In 1878, Trinity (in Randolph County) awarded A.B. degrees to three sisters—Mary, Persis, and Theresa Giles—who had studied both with private tutors and in classes with men. With the relocation of the college in 1892, the Board of Trustees voted to again allow women to be formally admitted to classes as day students. At the time of Washington Duke's donation in 1896, which carried the requirement that women be placed "on an equal footing with men" at the college, four women were enrolled; three of the four were faculty members' children. In 1903 Washington Duke wrote to the Board of Trustees withdrawing the provision, noting that it had been the only limitation he had ever put on a donation to the college. A woman's residential dormitory was built in 1897 and named the Mary Duke Building, after Washington Duke's daughter. By 1904, fifty-four women were enrolled in the college.

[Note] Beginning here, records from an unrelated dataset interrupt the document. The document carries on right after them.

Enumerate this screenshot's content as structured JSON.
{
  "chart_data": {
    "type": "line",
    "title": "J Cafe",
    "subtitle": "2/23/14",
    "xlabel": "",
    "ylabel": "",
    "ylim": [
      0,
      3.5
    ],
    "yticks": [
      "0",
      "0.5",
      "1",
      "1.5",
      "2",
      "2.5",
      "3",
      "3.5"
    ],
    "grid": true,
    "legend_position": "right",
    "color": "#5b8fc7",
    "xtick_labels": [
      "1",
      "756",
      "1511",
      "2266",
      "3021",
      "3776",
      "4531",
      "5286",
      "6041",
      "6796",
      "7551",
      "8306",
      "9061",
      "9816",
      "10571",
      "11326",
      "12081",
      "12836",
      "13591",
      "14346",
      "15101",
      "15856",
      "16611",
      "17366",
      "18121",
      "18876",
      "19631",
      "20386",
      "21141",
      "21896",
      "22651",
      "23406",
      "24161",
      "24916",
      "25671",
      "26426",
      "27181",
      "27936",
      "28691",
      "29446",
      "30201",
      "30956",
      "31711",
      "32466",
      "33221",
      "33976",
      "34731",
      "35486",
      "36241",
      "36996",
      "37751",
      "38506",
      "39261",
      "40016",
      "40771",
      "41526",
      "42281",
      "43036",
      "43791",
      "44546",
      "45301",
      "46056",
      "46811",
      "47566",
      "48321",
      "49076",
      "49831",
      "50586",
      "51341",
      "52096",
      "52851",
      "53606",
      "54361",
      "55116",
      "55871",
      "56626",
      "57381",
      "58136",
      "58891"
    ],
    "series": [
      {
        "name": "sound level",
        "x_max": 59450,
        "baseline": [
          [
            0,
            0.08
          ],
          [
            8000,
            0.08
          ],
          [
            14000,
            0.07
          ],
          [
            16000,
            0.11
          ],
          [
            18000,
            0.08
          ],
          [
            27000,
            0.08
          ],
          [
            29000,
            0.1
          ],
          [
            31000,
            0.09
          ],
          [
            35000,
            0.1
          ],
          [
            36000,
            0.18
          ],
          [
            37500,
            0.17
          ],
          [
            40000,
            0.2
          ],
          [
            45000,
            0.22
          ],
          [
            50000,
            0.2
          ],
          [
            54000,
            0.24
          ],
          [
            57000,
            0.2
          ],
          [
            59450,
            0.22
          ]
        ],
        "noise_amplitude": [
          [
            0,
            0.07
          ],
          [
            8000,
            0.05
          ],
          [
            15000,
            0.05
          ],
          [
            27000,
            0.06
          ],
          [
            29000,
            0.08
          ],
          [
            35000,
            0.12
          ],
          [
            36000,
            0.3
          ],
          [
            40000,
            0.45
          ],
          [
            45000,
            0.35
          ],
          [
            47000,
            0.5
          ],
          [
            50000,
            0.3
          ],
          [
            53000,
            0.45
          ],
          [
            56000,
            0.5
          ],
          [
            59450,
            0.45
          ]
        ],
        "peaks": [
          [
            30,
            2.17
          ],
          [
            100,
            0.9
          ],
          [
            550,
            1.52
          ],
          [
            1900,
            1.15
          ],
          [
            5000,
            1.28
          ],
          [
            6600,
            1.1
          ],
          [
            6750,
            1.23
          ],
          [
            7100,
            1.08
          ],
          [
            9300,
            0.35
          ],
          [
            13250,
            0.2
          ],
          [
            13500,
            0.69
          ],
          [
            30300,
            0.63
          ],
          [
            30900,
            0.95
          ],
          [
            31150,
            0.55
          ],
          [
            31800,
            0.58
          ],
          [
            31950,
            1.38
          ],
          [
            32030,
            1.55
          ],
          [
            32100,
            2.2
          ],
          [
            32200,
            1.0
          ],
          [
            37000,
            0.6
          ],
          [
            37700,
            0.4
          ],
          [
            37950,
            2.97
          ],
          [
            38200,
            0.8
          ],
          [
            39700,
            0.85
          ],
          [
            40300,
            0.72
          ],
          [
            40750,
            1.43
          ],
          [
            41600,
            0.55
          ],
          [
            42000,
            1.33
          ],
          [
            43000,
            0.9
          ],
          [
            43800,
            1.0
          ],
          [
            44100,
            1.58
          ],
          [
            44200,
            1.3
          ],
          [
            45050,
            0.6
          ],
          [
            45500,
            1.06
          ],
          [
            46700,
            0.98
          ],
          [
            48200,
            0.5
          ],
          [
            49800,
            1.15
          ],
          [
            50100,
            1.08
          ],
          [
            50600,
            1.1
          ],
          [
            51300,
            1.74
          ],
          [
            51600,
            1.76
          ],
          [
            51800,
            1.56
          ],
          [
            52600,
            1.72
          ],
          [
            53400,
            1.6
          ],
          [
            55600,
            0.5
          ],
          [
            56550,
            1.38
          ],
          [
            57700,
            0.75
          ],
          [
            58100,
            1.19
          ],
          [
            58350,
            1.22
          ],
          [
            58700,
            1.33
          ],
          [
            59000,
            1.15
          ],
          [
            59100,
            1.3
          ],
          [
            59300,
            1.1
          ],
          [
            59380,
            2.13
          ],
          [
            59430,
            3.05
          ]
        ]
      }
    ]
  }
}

In 1930, the Woman's College was established as a coordinate to the men's undergraduate college, which had been established and named Trinity College in 1924
Expansion and growth[edit]
Engineering, which had been taught since 1903, became a separate school in 1939. In athletics, Duke hosted and competed in the only Rose Bowl ever played outside California in Wallace Wade Stadium in 1942. During World War II, Duke was one of 131 colleges and universities nationally that took part in the V-12 Navy College Training Program which offered students a path to a Navy commission. In 1963 the Board of Trustees officially desegregated the undergraduate college. Increased activism on campus during the 1960s prompted Dr. Martin Luther King, Jr. to speak at the University in November 1964 on the progress of the civil rights movement. Following Douglas Knight's resignation from the office of university president, Terry Sanford, the former governor of North Carolina, was elected president of the university in 1969, propelling the Fuqua School of Business's opening, the William R. Perkins library completion, and the founding of the Institute of Policy Sciences and Public Affairs (now the Sanford School of Public Policy). The separate Woman's College merged back with Trinity as the liberal arts college for both men and women in 1972. Beginning in the 1970s, Duke administrators began a long-term effort to strengthen Duke's reputation both nationally and internationally. Interdisciplinary work was emphasized, as was recruiting minority faculty and students. During this time it also became the birthplace of the first Physician Assistant degree program in the United States. Duke University Hospital was finished in 1980 and the student union building was fully constructed two years later. In 1986 the men's soccer team captured Duke's first National Collegiate Athletic Association (NCAA) championship, and the men's basketball team followed shortly thereafter with championships in 1991 and 1992, then again in 2001, 2010, and 2015.